In His Own Words: Wil Dixon Studies Conservation Issues in Nicaragua

    In the summer of 2012 I was presented with the incredible opportunity to travel to Nicaragua in Central America for an entire month as part of an exchange program. I really wanted to experience a foreign country and improve my Spanish speaking skills. The program I attended was focused on forming new perspectives and broadening ones cultural horizons while improving Spanish speaking abilities at the same time.
    I met the group of 25 students from around the country in Miami International Airport and everyone became instant friends. We were all really nervous and excited for the month ahead of us. When we arrived in Managua, Nicaragua’s capital city we were immediately hit by the intense heat. We spent the night in a hotel and then traveled to Granada, the city we would be living in, the next day. 
    When our group arrived in Granada we were welcomed by students from one of the local high schools. The students preformed a traditional dance, and after we were assigned our host families. I met my host mother and she took me to the house I would be staying at during the next four weeks. The house was located three blocks from the central square of the city and was really easy to get to. The house was nothing like houses in the U.S. The house had one floor with a big first room with a TV and computer. The next room was small and it was the dining room and kitchen which were both very simple. My room was located off of the dining room with a shower adjacent. 
    Every day our group would go to school at a local Nicaraguan high school. We would only attend class for two hours a day and we would just go to Spanish class. We would be in school from 8 to 10:00 am. From 10 to 12 o’ clock we would explore Granada with our group. We got to visit cool places in the city like cathedrals, bakeries, chocolate shops, restaurants, monuments, and one day we even got to make our own cigars! It was a really cool way to experience the city.

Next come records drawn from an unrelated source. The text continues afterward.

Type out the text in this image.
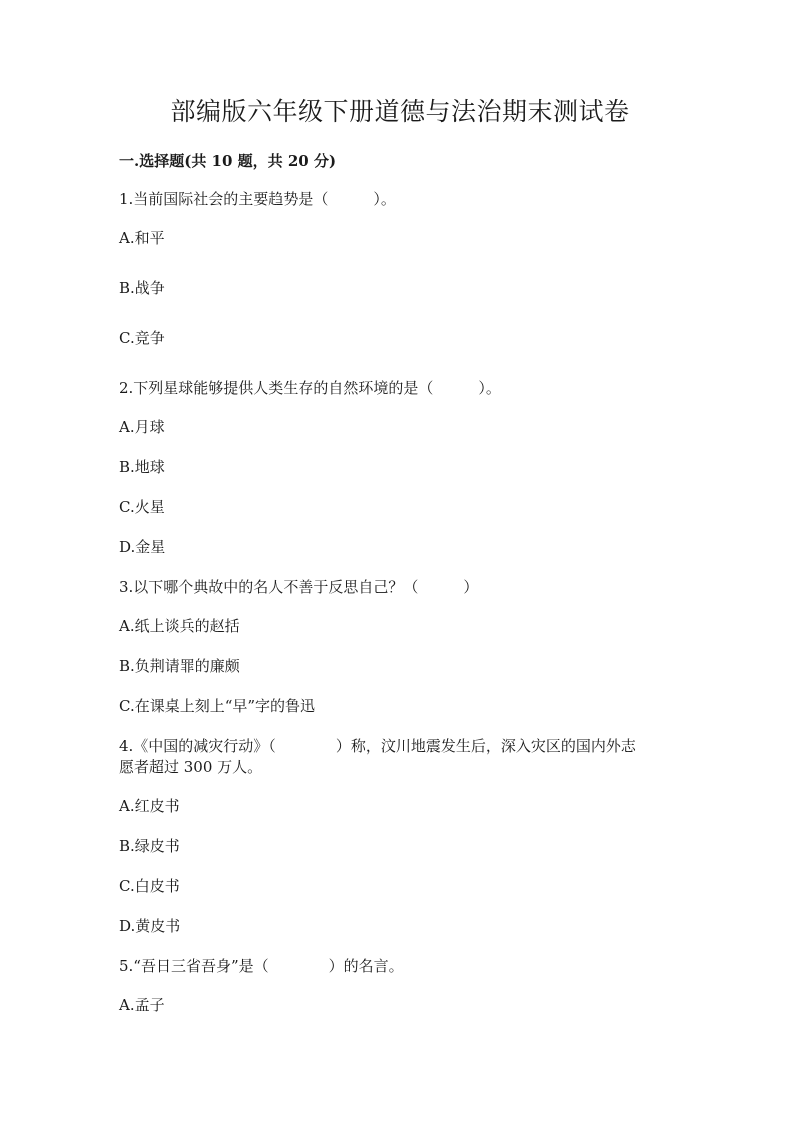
部编版六年级下册道德与法治期末测试卷
一.选择题(共 10 题，共 20 分)
1.当前国际社会的主要趋势是（　　　）。
A.和平
B.战争
C.竞争
2.下列星球能够提供人类生存的自然环境的是（　　　）。
A.月球
B.地球
C.火星
D.金星
3.以下哪个典故中的名人不善于反思自己？（　　　）
A.纸上谈兵的赵括
B.负荆请罪的廉颇
C.在课桌上刻上“早”字的鲁迅
4.《中国的减灾行动》（　　　　）称，汶川地震发生后，深入灾区的国内外志
愿者超过 300 万人。
A.红皮书
B.绿皮书
C.白皮书
D.黄皮书
5.“吾日三省吾身”是（　　　　）的名言。
A.孟子
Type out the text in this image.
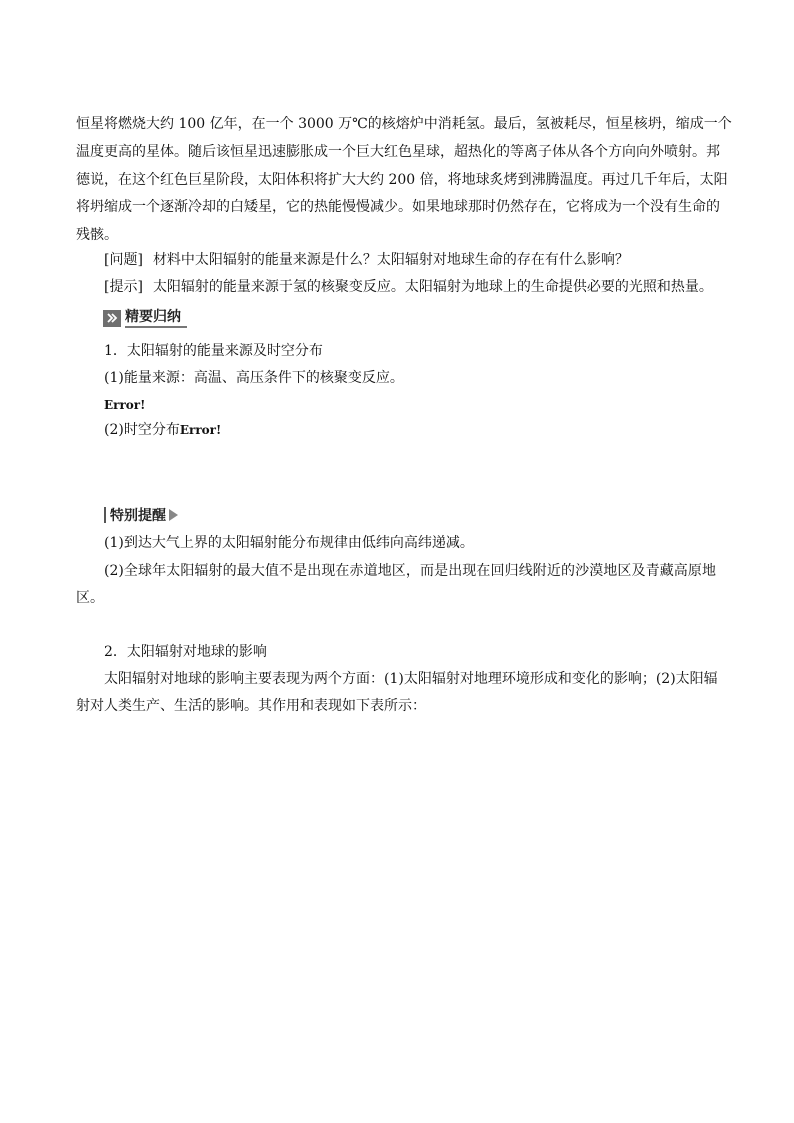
恒星将燃烧大约 100 亿年，在一个 3000 万℃的核熔炉中消耗氢。最后，氢被耗尽，恒星核坍，缩成一个
温度更高的星体。随后该恒星迅速膨胀成一个巨大红色星球，超热化的等离子体从各个方向向外喷射。邦
德说，在这个红色巨星阶段，太阳体积将扩大大约 200 倍，将地球炙烤到沸腾温度。再过几千年后，太阳
将坍缩成一个逐渐冷却的白矮星，它的热能慢慢减少。如果地球那时仍然存在，它将成为一个没有生命的
残骸。
[问题] 材料中太阳辐射的能量来源是什么？太阳辐射对地球生命的存在有什么影响？
[提示] 太阳辐射的能量来源于氢的核聚变反应。太阳辐射为地球上的生命提供必要的光照和热量。
精要归纳
1．太阳辐射的能量来源及时空分布
(1)能量来源：高温、高压条件下的核聚变反应。
Error!
(2)时空分布Error!
特别提醒
(1)到达大气上界的太阳辐射能分布规律由低纬向高纬递减。
(2)全球年太阳辐射的最大值不是出现在赤道地区，而是出现在回归线附近的沙漠地区及青藏高原地
区。
2．太阳辐射对地球的影响
太阳辐射对地球的影响主要表现为两个方面：(1)太阳辐射对地理环境形成和变化的影响；(2)太阳辐
射对人类生产、生活的影响。其作用和表现如下表所示：
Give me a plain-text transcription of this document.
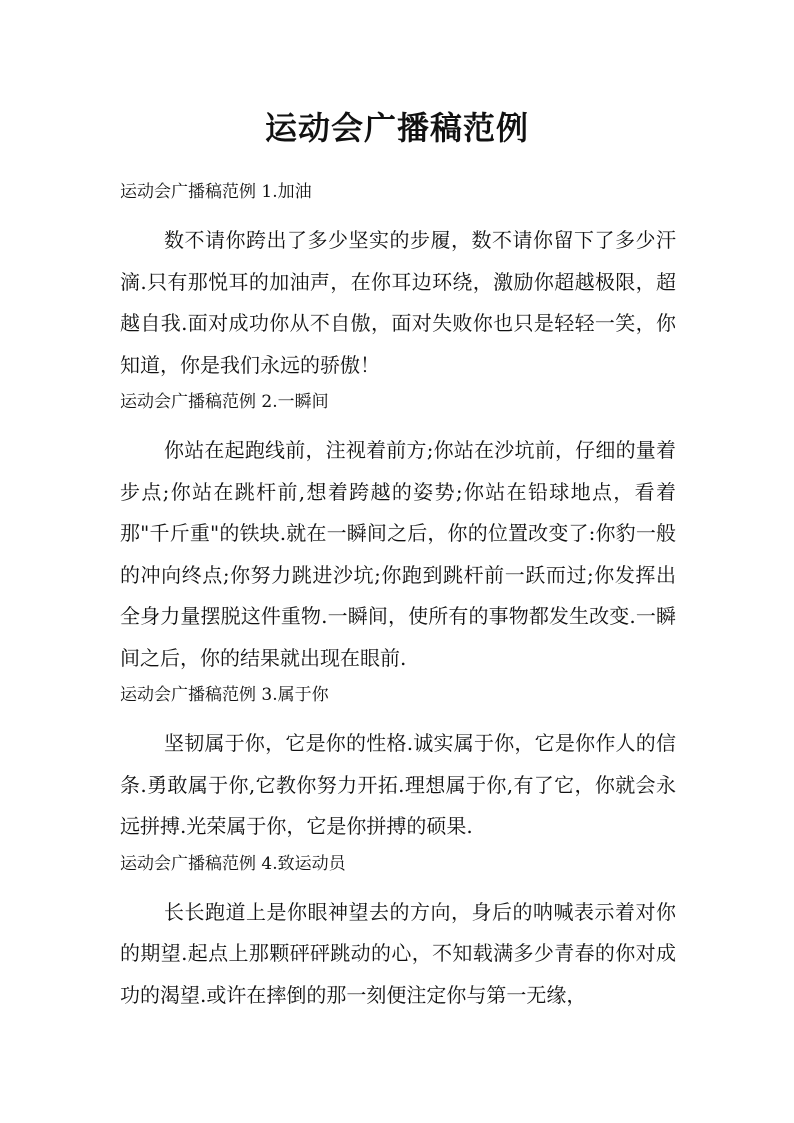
运动会广播稿范例
运动会广播稿范例 1.加油

数不请你跨出了多少坚实的步履，数不请你留下了多少汗滴.只有那悦耳的加油声，在你耳边环绕，激励你超越极限，超越自我.面对成功你从不自傲，面对失败你也只是轻轻一笑，你知道，你是我们永远的骄傲！

运动会广播稿范例 2.一瞬间

你站在起跑线前，注视着前方;你站在沙坑前，仔细的量着步点;你站在跳杆前,想着跨越的姿势;你站在铅球地点，看着那"千斤重"的铁块.就在一瞬间之后，你的位置改变了:你豹一般的冲向终点;你努力跳进沙坑;你跑到跳杆前一跃而过;你发挥出全身力量摆脱这件重物.一瞬间，使所有的事物都发生改变.一瞬间之后，你的结果就出现在眼前.

运动会广播稿范例 3.属于你

坚韧属于你，它是你的性格.诚实属于你，它是你作人的信条.勇敢属于你,它教你努力开拓.理想属于你,有了它，你就会永远拼搏.光荣属于你，它是你拼搏的硕果.

运动会广播稿范例 4.致运动员

长长跑道上是你眼神望去的方向，身后的呐喊表示着对你的期望.起点上那颗砰砰跳动的心，不知载满多少青春的你对成功的渴望.或许在摔倒的那一刻便注定你与第一无缘，
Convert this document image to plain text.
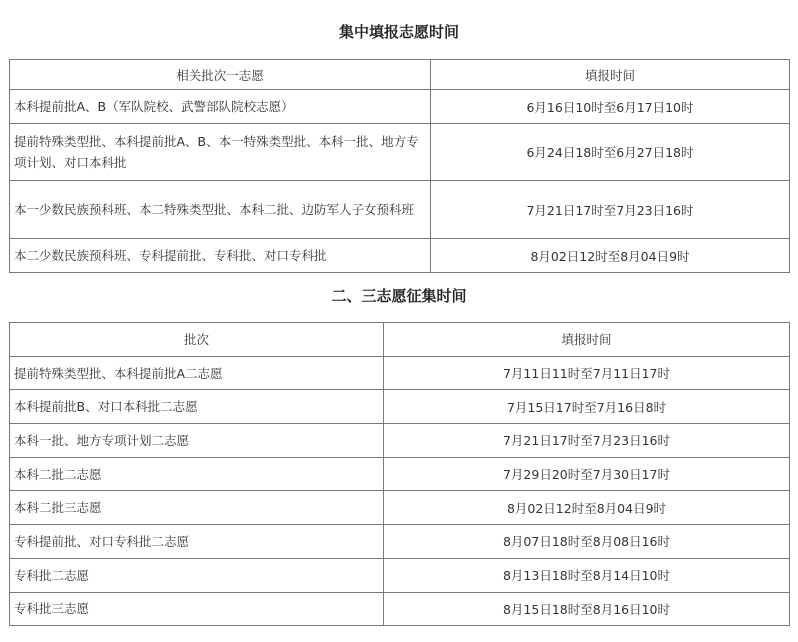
集中填报志愿时间
相关批次一志愿	填报时间
本科提前批A、B（军队院校、武警部队院校志愿）	6月16日10时至6月17日10时
提前特殊类型批、本科提前批A、B、本一特殊类型批、本科一批、地方专项计划、对口本科批	6月24日18时至6月27日18时
本一少数民族预科班、本二特殊类型批、本科二批、边防军人子女预科班	7月21日17时至7月23日16时
本二少数民族预科班、专科提前批、专科批、对口专科批	8月02日12时至8月04日9时
二、三志愿征集时间
批次	填报时间
提前特殊类型批、本科提前批A二志愿	7月11日11时至7月11日17时
本科提前批B、对口本科批二志愿	7月15日17时至7月16日8时
本科一批、地方专项计划二志愿	7月21日17时至7月23日16时
本科二批二志愿	7月29日20时至7月30日17时
本科二批三志愿	8月02日12时至8月04日9时
专科提前批、对口专科批二志愿	8月07日18时至8月08日16时
专科批二志愿	8月13日18时至8月14日10时
专科批三志愿	8月15日18时至8月16日10时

    The hardest yet most rewarding part of the trip was the community service. In the afternoon after lunch, our group met up again and split up into community service groups. Before leaving for Nicaragua we signed up for a job we would want to do for the month. I signed up for an English teacher. Along with a boy in my group I was charged with the task of teaching an English class to third graders at an elementary school. Teaching English to the class was the hardest part of the trip. I had to write my own lesson plans and teach English words in Spanish. I thought the kids words that they would be able to use. For example, I taught the words for animals, numbers, objects, locations, and things in nature. It was really special and rewarding. I made a huge connection with the class and every day they would mob me with hugs when it was time for me to leave.
    A major problem Nicaragua is having is the pollution. While Nicaraguans have a sewer system, they lack garbage pickup in most places so trash is thrown into the streets or dumped in the lake. Many areas of Nicaragua are very heavily polluted and it is unsafe to swim in Lake Nicaragua. Dispute this pollution we were able to see some pristine natural environments. We hiked a volcano, kayaked in the lake, trekked through the jungle, and swam in a mountain lagoon. Nicaragua’s natural world is really beautiful and it was an amazing experience throughout the whole summer.